The feeling of discontent affects many people through this FOMO phenomenon, and many researchers found that the core source of this prodigy is social media. Whilst you can photoshop anything about your fun life online, other people see your updates as something extraordinary and often compare that virtual reality to their actual reality. This side effect creates anxiety and potentially leads to depression, and it’s all because of FOMO.

also read: The Science Behind Procrastination, How to Fix it?

The side effects of FOMO could prevent you from enjoying the true essence of life. So, instead of overthinking what other people have been doing without you, you could focus on what matters in your life and embrace the other side of FOMO–JOMO, the joy of missing out.


The Joy of Missing Out aka JOMO is what we call having fun by taking time for yourself. Well, it doesn’t have to be “inside” all the time. Initially, the meaning behind JOMO is to focus on how you like to spend your time. In this fast-paced world, sometimes, the world sounds too noisy for us who wish to take a pause. Hence, when you need to do that, JOMO is the first step that you need to take. 
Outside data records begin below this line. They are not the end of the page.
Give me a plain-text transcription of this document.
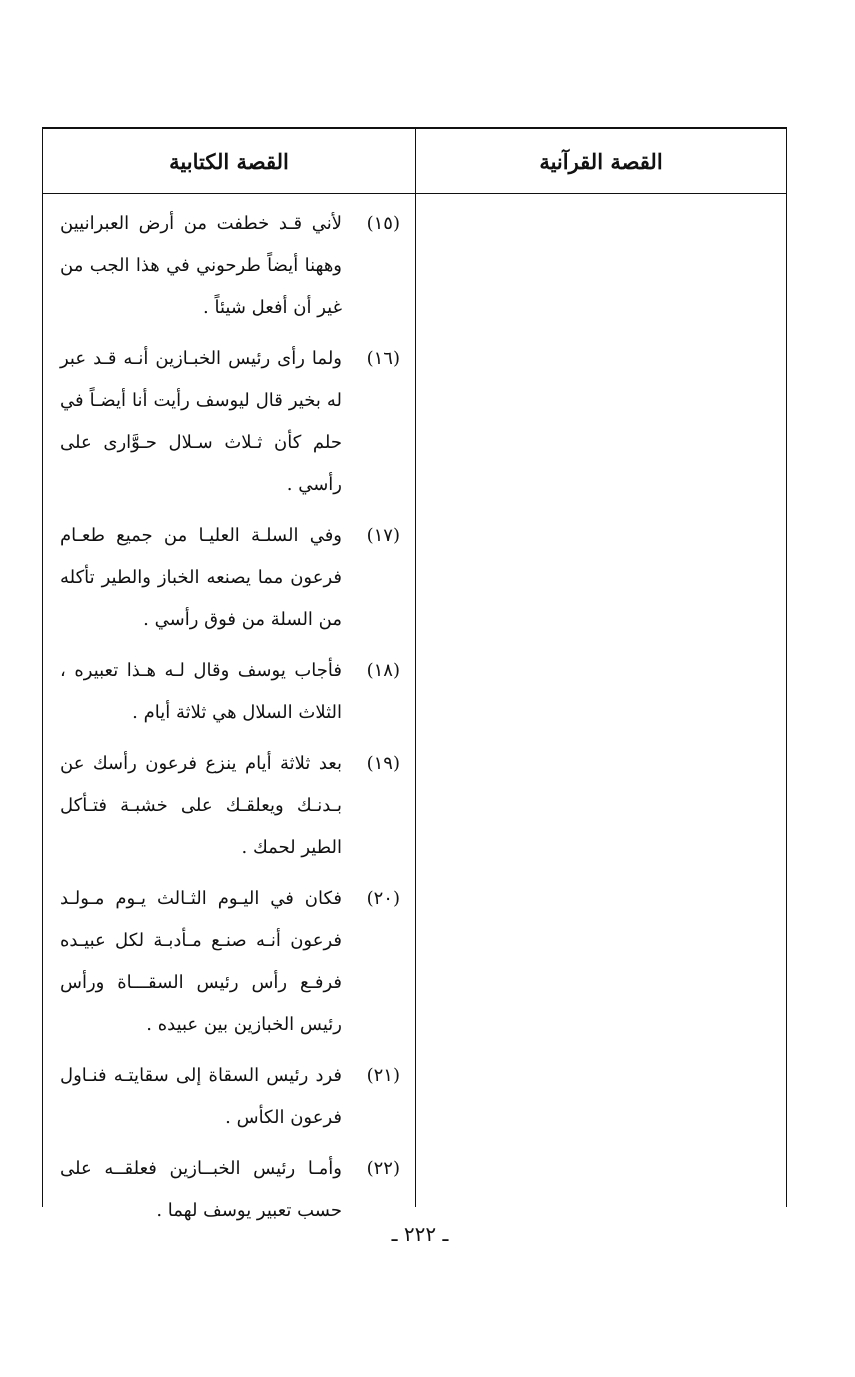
القصة الكتابية	القصة القرآنية
(١٥)
لأني قـد خطفت من أرض العبرانيين وههنا أيضاً طرحوني في هذا الجب من غير أن أفعل شيئاً .
(١٦)
ولما رأى رئيس الخبـازين أنـه قـد عبر له بخير قال ليوسف رأيت أنا أيضـاً في حلم كأن ثـلاث سـلال حـوَّارى على رأسي .
(١٧)
وفي السلـة العليـا من جميع طعـام فرعون مما يصنعه الخباز والطير تأكله من السلة من فوق رأسي .
(١٨)
فأجاب يوسف وقال لـه هـذا تعبيره ، الثلاث السلال هي ثلاثة أيام .
(١٩)
بعد ثلاثة أيام ينزع فرعون رأسك عن بـدنـك ويعلقـك على خشبـة فتـأكل الطير لحمك .
(٢٠)
فكان في اليـوم الثـالث يـوم مـولـد فرعون أنـه صنـع مـأدبـة لكل عبيـده فرفـع رأس رئيس السقـــاة ورأس رئيس الخبازين بين عبيده .
(٢١)
فرد رئيس السقاة إلى سقايتـه فنـاول فرعون الكأس .
(٢٢)
وأمـا رئيس الخبــازين فعلقــه على حسب تعبير يوسف لهما .
ـ ٢٢٢ ـ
Referring to the book by professor Svend Brinkmann, “The Joy of Missing Out” urges us to opt-out and say no to invitations. It sounds simple, but is it? It takes practice to say no, but once you obtain the skill, you will develop a fulfilling way of living. Besides, by implementing JOMO in your life, you will realize that being FOMO ruins your life’s purposes. Therefore, you need to use the time that allows you to grow and strengthen your inner self. 

Walking slowly between the fast-walking people is truly hard. But it also translates that you now have more time for your thoughts and leave the unnecessary ones behind. Once you activate JOMO, you can understand what interests you and whatnot.